But some of the building’s most productive work is performed on the roof, where a sophisticated photovoltaic system harnesses enough energy to power 200 homes. A half-acre of 1,418 solar electric panels powers the building from the electricity it generates. By avoiding the purchase of fossil-fuel generated electricity, the system spares the environment from emissions of nitrogen oxides, sulfur dioxide and carbon dioxide -– contributors to smog, acid rain and global warming. Over the next 25 years, the solar-generated electricity should reduce emissions of carbon dioxide by 6,841 tons – equivalent to planting 320,000 trees or removing 1,600 cars from the state’s highways.

Other environmental innovations incorporated into the building are daylight harvesting, natural ventilation, energy-efficient fume hoods, efficient HVAC systems, architectural sun control, advanced lighting controls, green building materials, and an aggressive construction waste recycling plan.

“With energy conservation at the forefront of people’s concerns –- especially in California -– we believed it was important for our building to be designed with systems that consume the least amount of energy and with building materials produced using minimum amounts of energy,” says Alan Bright, AIA, vice president of HOK San Francisco. “This building serves as an environmental benchmark as well as a prototype for all future facilities in San Mateo County.”

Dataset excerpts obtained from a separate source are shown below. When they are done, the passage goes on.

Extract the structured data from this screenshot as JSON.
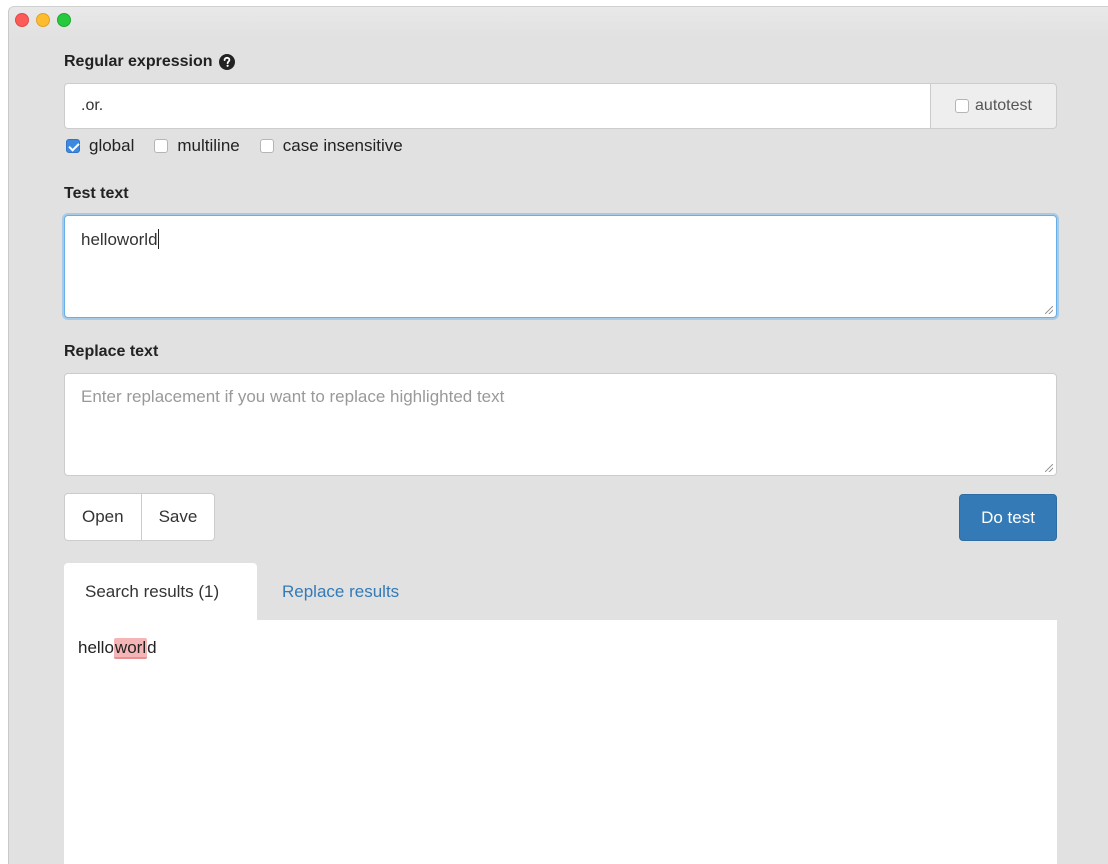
{
  "window": {
    "traffic_lights": [
      "close",
      "minimize",
      "maximize"
    ]
  },
  "regex": {
    "label": "Regular expression",
    "help_icon": "question-circle-icon",
    "value": ".or.",
    "autotest_label": "autotest",
    "autotest_checked": false
  },
  "flags": [
    {
      "label": "global",
      "checked": true
    },
    {
      "label": "multiline",
      "checked": false
    },
    {
      "label": "case insensitive",
      "checked": false
    }
  ],
  "test_text": {
    "label": "Test text",
    "value": "helloworld"
  },
  "replace_text": {
    "label": "Replace text",
    "placeholder": "Enter replacement if you want to replace highlighted text",
    "value": ""
  },
  "buttons": {
    "open": "Open",
    "save": "Save",
    "do_test": "Do test"
  },
  "tabs": [
    {
      "label": "Search results (1)",
      "active": true
    },
    {
      "label": "Replace results",
      "active": false
    }
  ],
  "results": {
    "before_match": "hello",
    "match": "worl",
    "after_match": "d"
  },
  "colors": {
    "accent": "#337ab7",
    "focus_border": "#66afe9",
    "match_highlight": "#f5b5b7",
    "checkbox_checked": "#3e88e0"
  }
}
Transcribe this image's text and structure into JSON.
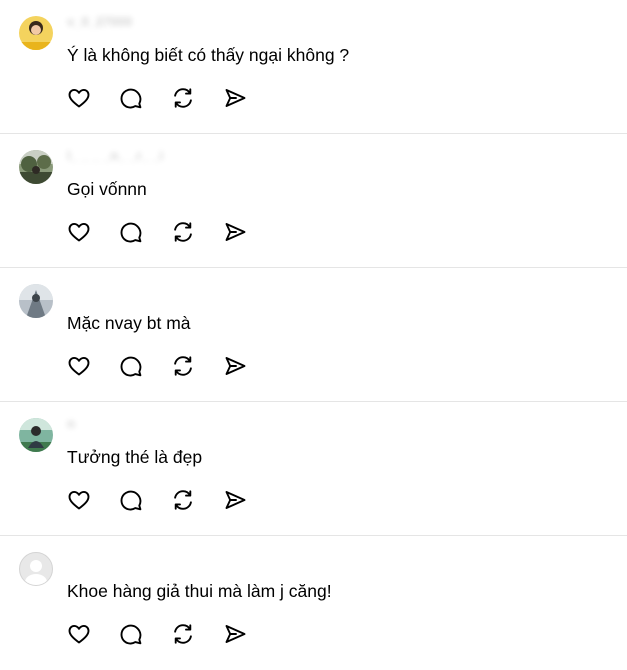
{
  "posts": [
    {
      "username": "v_0_27000",
      "text": "Ý là không biết có thấy ngại không ?",
      "avatar": "photo-avatar-yellow"
    },
    {
      "username": "l_ _ _ _n_ _r_ _i",
      "text": "Gọi vốnnn",
      "avatar": "photo-avatar-nature"
    },
    {
      "username": "",
      "text": "Mặc nvay bt mà",
      "avatar": "photo-avatar-gray"
    },
    {
      "username": "n",
      "text": "Tưởng thé là đẹp",
      "avatar": "photo-avatar-outdoor"
    },
    {
      "username": "",
      "text": "Khoe hàng giả thui mà làm j căng!",
      "avatar": "default-avatar"
    }
  ],
  "action_icons": [
    "heart-icon",
    "comment-icon",
    "repost-icon",
    "share-icon"
  ],
  "colors": {
    "background": "#ffffff",
    "divider": "#e5e5e5",
    "text": "#000000",
    "icon": "#000000"
  }
}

The single-story building is made of simple materials such as local concrete block, aluminum metal panels, and glass. Very few artificial lights are necessary during the day, and the design integrates operable windows in office areas with the HVAC system to minimize air conditioning losses while windows are open.

Launched in 1998, the “Top 10 Green Projects” program recognizes projects that integrate architecture, technology and natural systems to create exemplary design solutions. Projects are evaluated for their contributions to their sites and ecosystems, connections to the surrounding community, use of high-performance technologies, energy and water conservation, and use of environmentally preferable materials.

Previous HOK projects that have been named to the Top 10 Green Projects list include:
  • Edificio Malecon Office Tower -– Buenos Aires, Argentina (2002)
  • National Wildlife Federation Headquarters –- Reston, Virginia (2002)
  • NIDUS Center for Scientific Enterprise –- St. Louis, Missouri (2001),
  • World Resources Institute Headquarters Office -– Washington, D.C. (2000)
  • Missouri Historical Society Museum Expansion and Renovation -– St.
    Louis, Missouri (1999)
  • SC Johnson Wax Commercial Products Headquarters -– Racine, Wisconsin
    (1998)
The AIA Committee on the Environment represents more than 1,600 AIA architects committed to making sustainable design integral to the practice of architecture. The Top Ten Green Projects initiative was developed in partnership with the U.S. Department of Energy.